Methods: Asthma in Wistar rats was induced by ovalbumin (OVA) sensitization followed by an OVA challenge (OVA/OVA, n = 6). Control groups were saline-sensitized challenged with OVA (VEH/OVA, n = 6) and OVA-sensitized challenged with saline (OVA/VEH, n = 6). Plasmin system components were determined in the plasma by ELISA. Plasminogen activator inhibitor-1 (PAI-1) was localized by an immunohistochemical reaction.

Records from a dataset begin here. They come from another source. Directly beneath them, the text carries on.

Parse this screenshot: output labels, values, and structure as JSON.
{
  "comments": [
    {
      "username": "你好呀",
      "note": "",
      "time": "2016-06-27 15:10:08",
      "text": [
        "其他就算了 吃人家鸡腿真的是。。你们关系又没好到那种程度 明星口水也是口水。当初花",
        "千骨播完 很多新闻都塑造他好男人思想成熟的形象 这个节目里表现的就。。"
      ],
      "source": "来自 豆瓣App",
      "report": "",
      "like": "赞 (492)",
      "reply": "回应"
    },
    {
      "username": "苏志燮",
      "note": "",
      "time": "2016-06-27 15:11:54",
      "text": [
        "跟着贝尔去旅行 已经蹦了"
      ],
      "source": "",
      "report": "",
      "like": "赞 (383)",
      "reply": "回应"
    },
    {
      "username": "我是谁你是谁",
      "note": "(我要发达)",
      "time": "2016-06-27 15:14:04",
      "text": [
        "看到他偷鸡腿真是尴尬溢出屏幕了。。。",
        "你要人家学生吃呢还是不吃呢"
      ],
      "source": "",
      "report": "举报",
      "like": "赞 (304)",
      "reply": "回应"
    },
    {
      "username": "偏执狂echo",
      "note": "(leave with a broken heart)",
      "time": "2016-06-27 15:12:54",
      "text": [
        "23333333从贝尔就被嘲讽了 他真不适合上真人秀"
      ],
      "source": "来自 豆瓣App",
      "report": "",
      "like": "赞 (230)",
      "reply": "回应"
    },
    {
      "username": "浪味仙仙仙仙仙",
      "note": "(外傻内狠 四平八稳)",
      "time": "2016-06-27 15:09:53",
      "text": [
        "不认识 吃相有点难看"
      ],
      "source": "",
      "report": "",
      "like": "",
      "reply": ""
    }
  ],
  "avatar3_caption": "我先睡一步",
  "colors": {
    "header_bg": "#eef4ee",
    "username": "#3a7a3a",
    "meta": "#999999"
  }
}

Results: Sensitization and challenge with OVA caused thickening of the airway wall, hypertrophy of smooth muscle cells, infiltration of inflammatory cells, subepithelial fibrosis, epithelial and endothelial lesions. Serum total IgE was significantly higher in OVA-sensitized rats as compared to VEH-sensitized control groups. Tissue plasminogen activator activity was significantly decreased in asthmatic animals (4.48 +/- 0.4 vs. 6.7 +/- 0.3 ng/ml for OVA/OVA and OVA/VEH; p < 0.05), and PAI-1 activity was statistically significantly higher in asthma rats (0.8 +/- 0.05 vs. 0.5 +/- 0.03 ng/ml for OVA/OVA vs. OVA/VEH; p < 0.05). alpha2-Antiplasmin was higher in rats receiving OVA sensitization than in those that were sham sensitized (p < 0.05). Immunohistochemical staining for PAI-1in the lungs of asthmatic animals showed very strong PAI-1 expression in lung inflammatory cells.
Conclusions: We have demonstrated for the first time the existence of PAI-1 in lung inflammatory cells of rats with asthma. This finding was consistent with the superiority of plasmin system inhibition over activation in plasma.